Nous assistons également à une hausse des cas de violences verbales et physiques. Il peut s’agir d’une patiente qui arrive avec 20 minutes de retard à sa consultation et qui ne comprend pas que vous refusiez de la prendre ou bien d’un papa toujours présent auprès de sa femme à 22h alors que les visites se terminent à 20h. Dans ces cas de figure, il faut savoir expliquer les règles de manière calme et posée, même en cas d’hostilité.

Malgré ces difficultés, qu’est-ce-qui vous anime le plus au quotidien ?

Le métier de sage-femme est l’un des plus vieux métiers dont la vocation première est de placer la femme au centre de tout, ce qui fait particulièrement sens pour moi.

Par ailleurs, j’ai eu un réel coup de cœur pour mon équipe au sein de l’hôpital. Qu’il s’agisse des sages-femmes, des gynécologues-obstétriciens, des secrétaires en salle d’accouchement, des anesthésistes, des intervenants de l’Office de la naissance et de l’enfance ou encore de la logistique, il y a toujours quelqu’un pour vous épauler et vous soutenir. Lorsque l’on vit des situations compliquées telles que celles que j’ai décrites, savoir que l’on a une équipe sur laquelle on peut compter, c’est crucial. 
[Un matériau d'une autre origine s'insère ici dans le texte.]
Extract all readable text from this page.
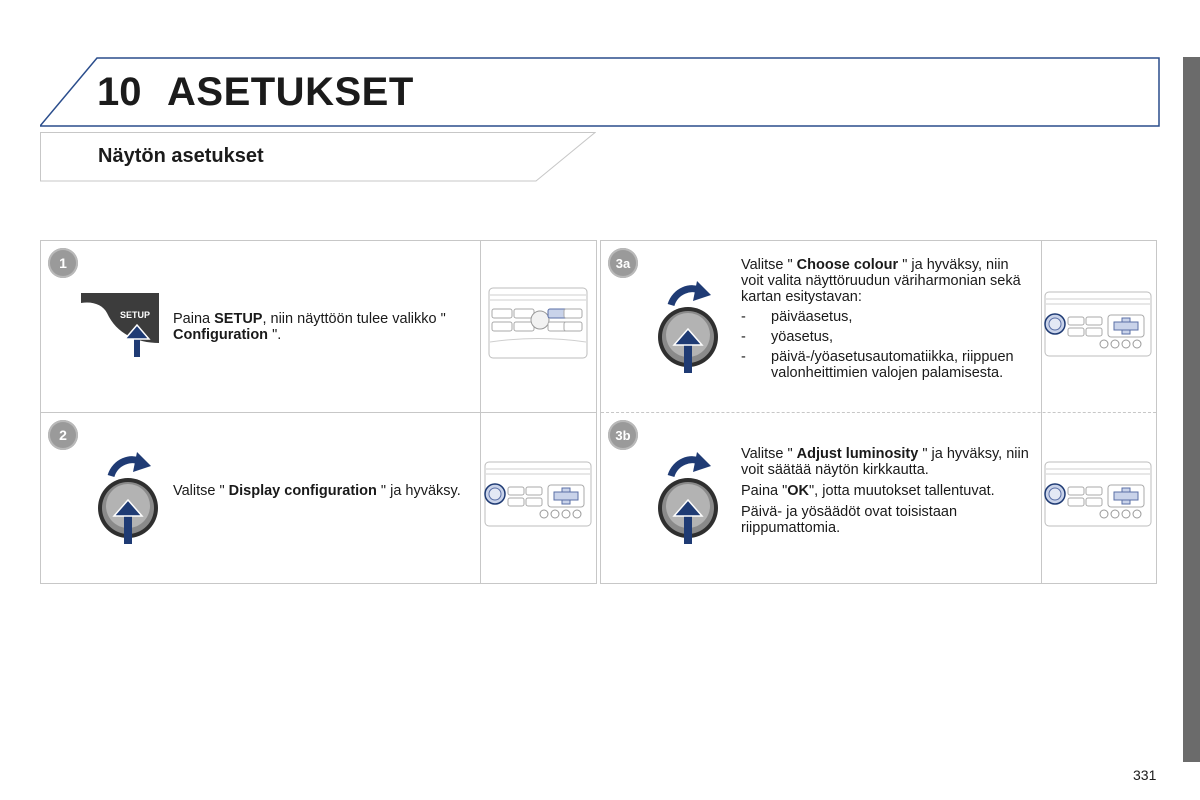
10 ASETUKSET
Näytön asetukset
1
SETUP Paina SETUP, niin näyttöön tulee valikko " Configuration ".
2
Valitse " Display configuration " ja hyväksy.
3a	Valitse " Choose colour " ja hyväksy, niin voit valita näyttöruudun väriharmonian sekä kartan esitystavan:

-	päiväasetus,
-	yöasetus,
-	päivä-/yöasetusautomatiikka, riippuen valonheittimien valojen palamisesta.
3b

Valitse " Adjust luminosity " ja hyväksy, niin voit säätää näytön kirkkautta.

Paina "OK", jotta muutokset tallentuvat.

Päivä- ja yösäädöt ovat toisistaan riippumattomia.

331
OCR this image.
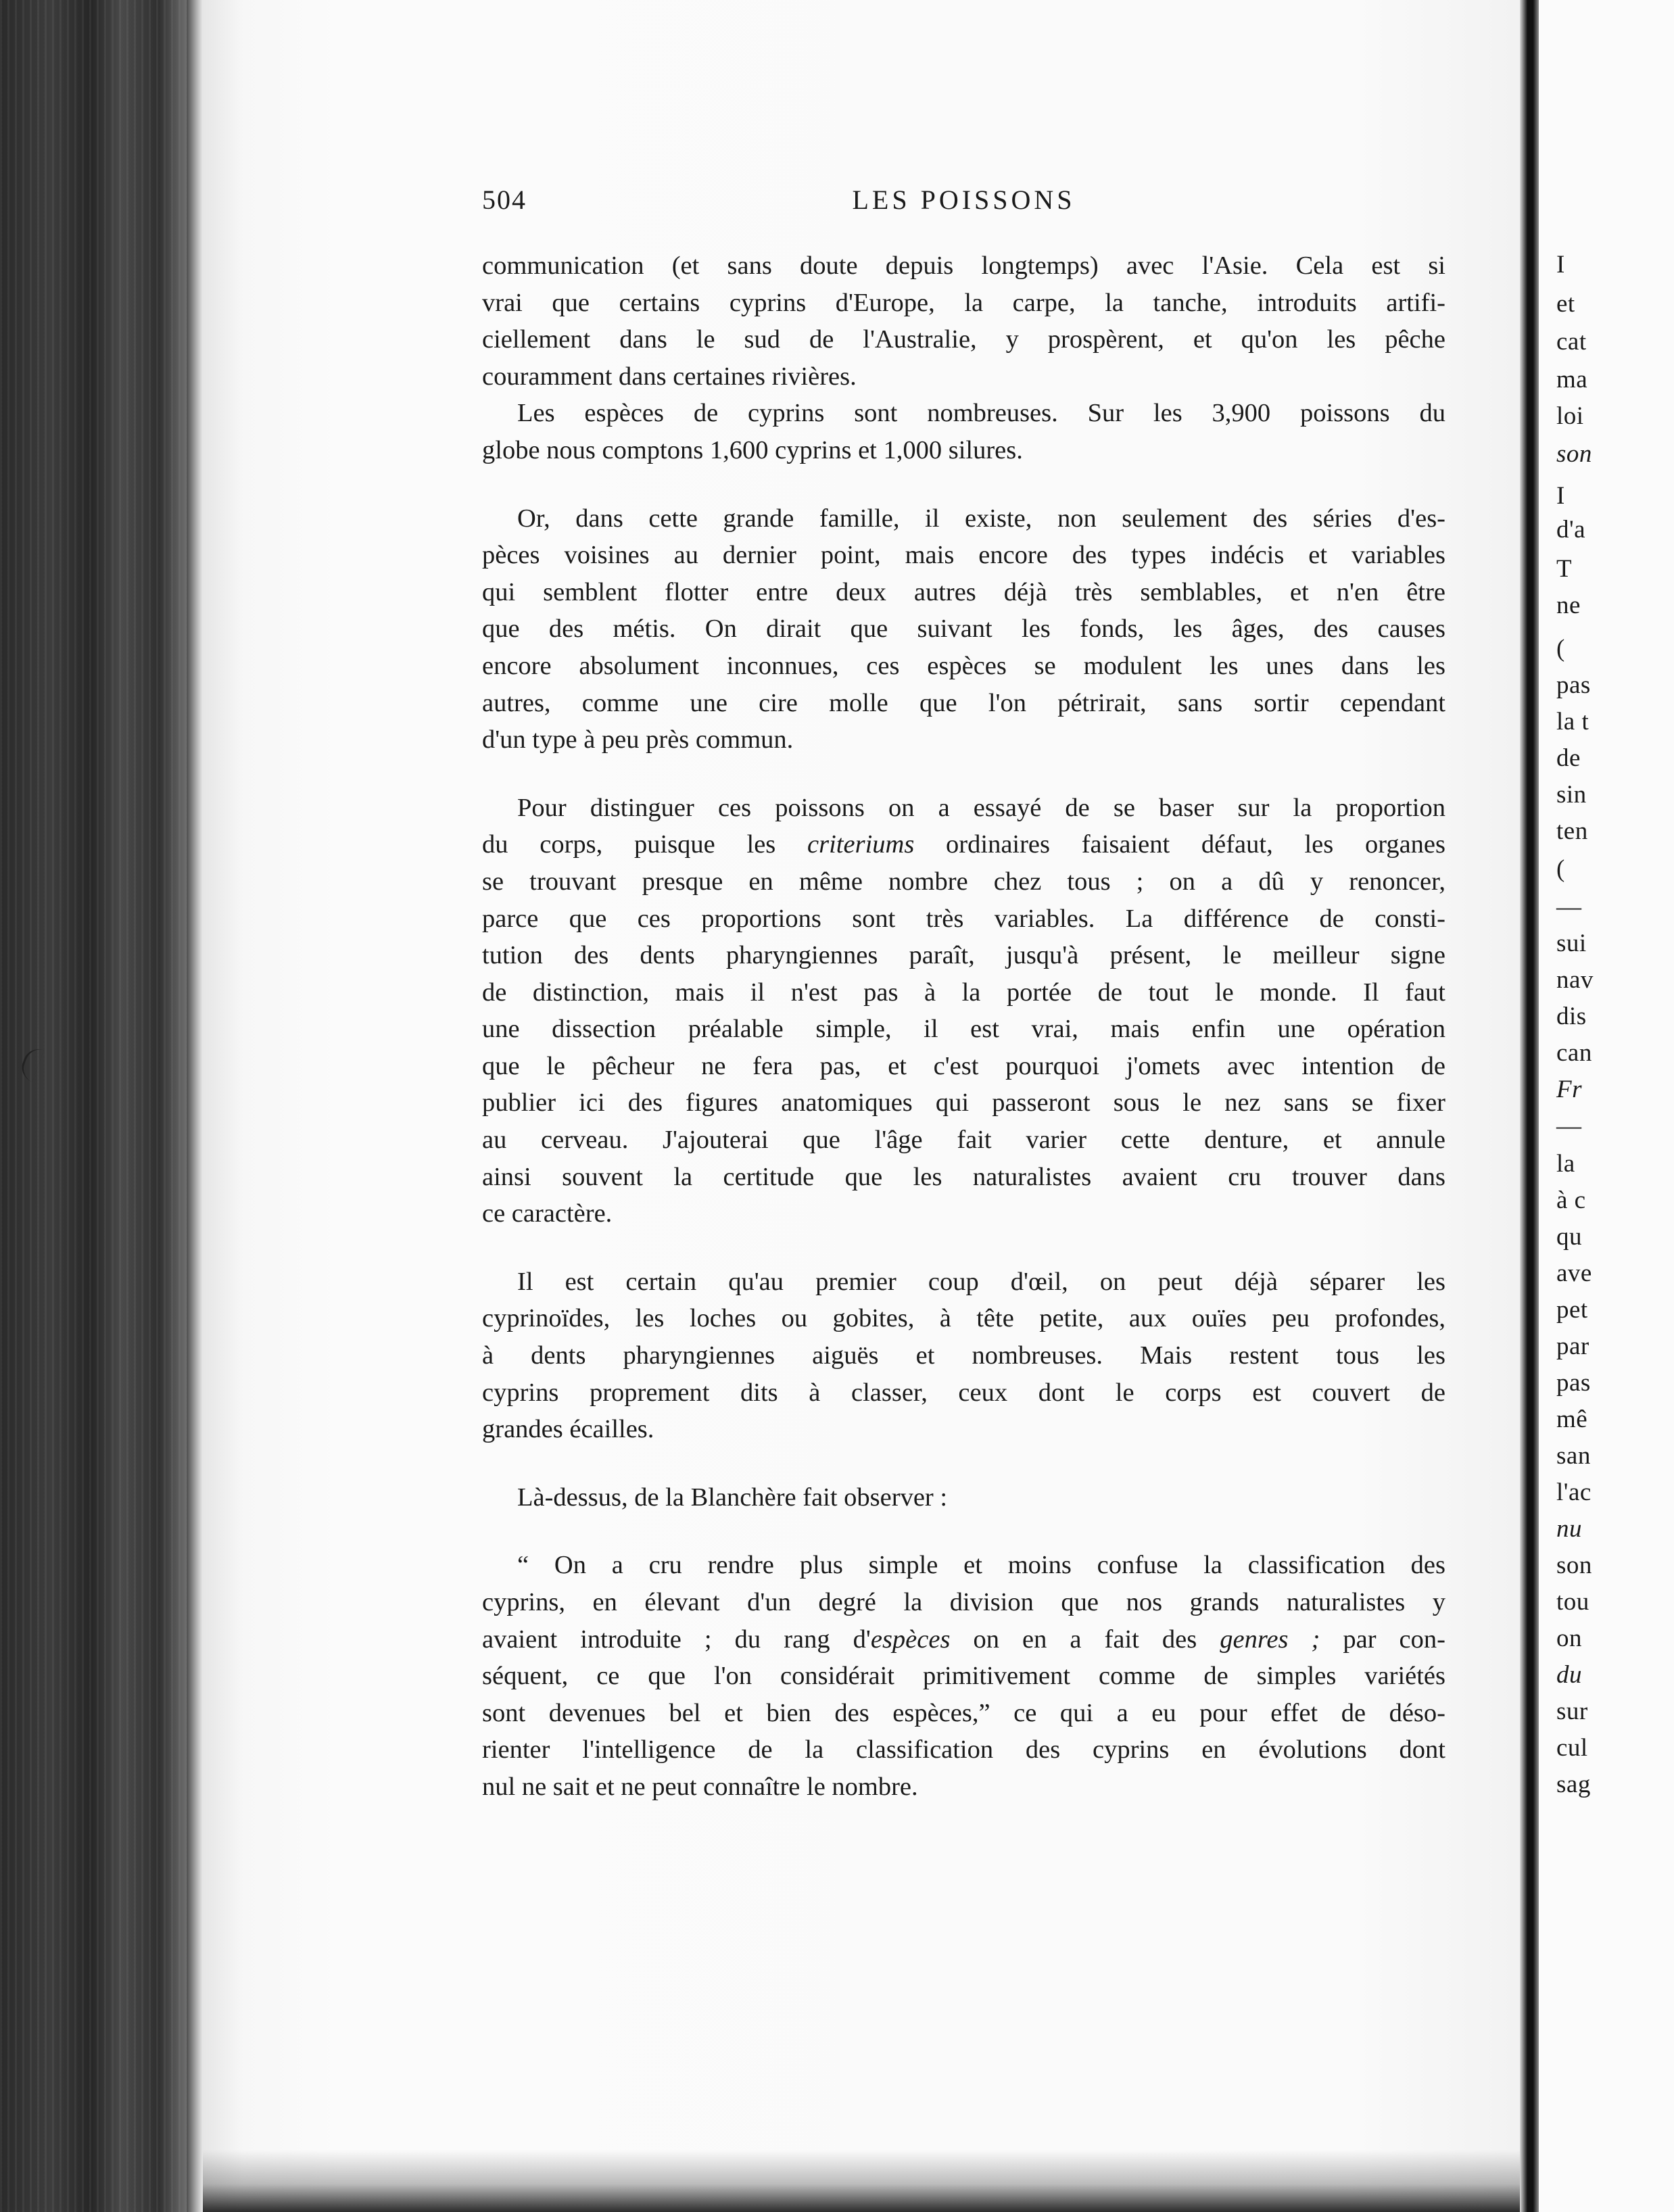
504	LES POISSONS
communication (et sans doute depuis longtemps) avec l'Asie. Cela est si
vrai que certains cyprins d'Europe, la carpe, la tanche, introduits artifi-
ciellement dans le sud de l'Australie, y prospèrent, et qu'on les pêche
couramment dans certaines rivières.
Les espèces de cyprins sont nombreuses. Sur les 3,900 poissons du
globe nous comptons 1,600 cyprins et 1,000 silures.
Or, dans cette grande famille, il existe, non seulement des séries d'es-
pèces voisines au dernier point, mais encore des types indécis et variables
qui semblent flotter entre deux autres déjà très semblables, et n'en être
que des métis. On dirait que suivant les fonds, les âges, des causes
encore absolument inconnues, ces espèces se modulent les unes dans les
autres, comme une cire molle que l'on pétrirait, sans sortir cependant
d'un type à peu près commun.
Pour distinguer ces poissons on a essayé de se baser sur la proportion
du corps, puisque les criteriums ordinaires faisaient défaut, les organes
se trouvant presque en même nombre chez tous ; on a dû y renoncer,
parce que ces proportions sont très variables. La différence de consti-
tution des dents pharyngiennes paraît, jusqu'à présent, le meilleur signe
de distinction, mais il n'est pas à la portée de tout le monde. Il faut
une dissection préalable simple, il est vrai, mais enfin une opération
que le pêcheur ne fera pas, et c'est pourquoi j'omets avec intention de
publier ici des figures anatomiques qui passeront sous le nez sans se fixer
au cerveau. J'ajouterai que l'âge fait varier cette denture, et annule
ainsi souvent la certitude que les naturalistes avaient cru trouver dans
ce caractère.
Il est certain qu'au premier coup d'œil, on peut déjà séparer les
cyprinoïdes, les loches ou gobites, à tête petite, aux ouïes peu profondes,
à dents pharyngiennes aiguës et nombreuses. Mais restent tous les
cyprins proprement dits à classer, ceux dont le corps est couvert de
grandes écailles.
Là-dessus, de la Blanchère fait observer :
“ On a cru rendre plus simple et moins confuse la classification des
cyprins, en élevant d'un degré la division que nos grands naturalistes y
avaient introduite ; du rang d'espèces on en a fait des genres ; par con-
séquent, ce que l'on considérait primitivement comme de simples variétés
sont devenues bel et bien des espèces,” ce qui a eu pour effet de déso-
rienter l'intelligence de la classification des cyprins en évolutions dont
nul ne sait et ne peut connaître le nombre.
I
et
cat
ma
loi
son
I
d'a
T
ne
(
pas
la t
de
sin
ten
(
—
sui
nav
dis
can
Fr
—
la
à c
qu
ave
pet
par
pas
mê
san
l'ac
nu
son
tou
on
du
sur
cul
sag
Ce qui me nourrit au quotidien, c’est aussi la reconnaissance des patients. Je ne parle pas des boîtes de chocolat que l’on peut recevoir - qui font bien entendu très plaisir - mais des regards plein de gratitude et des « mercis ». J’ai encore en tête l’accouchement physiologique d’une femme qui ne souhaitait pas bénéficier d’anesthésie péridurale. À 3h du matin, en redescendant à la maternité, son compagnon avait les larmes aux yeux. Ils venaient de vivre leur première naissance et m’ont remercié pour cet accouchement qu’ils ont trouvé extraordinaire. Vivre des moments comme celui-là, cela fait chaud au cœur. 

J’ai également eu la chance d’assister à la naissance d’un grand nombre d’enfants de ma famille, dont mes neveux et ma nièce. C’était une expérience incroyable. Mon lieu de travail est ma safe place et je trouve cela beau de pouvoir réunir ma famille de sang et ma famille professionnelle. Je suis également née au CHU Saint-Pierre, ce qui confère à mon quotidien une résonance particulière.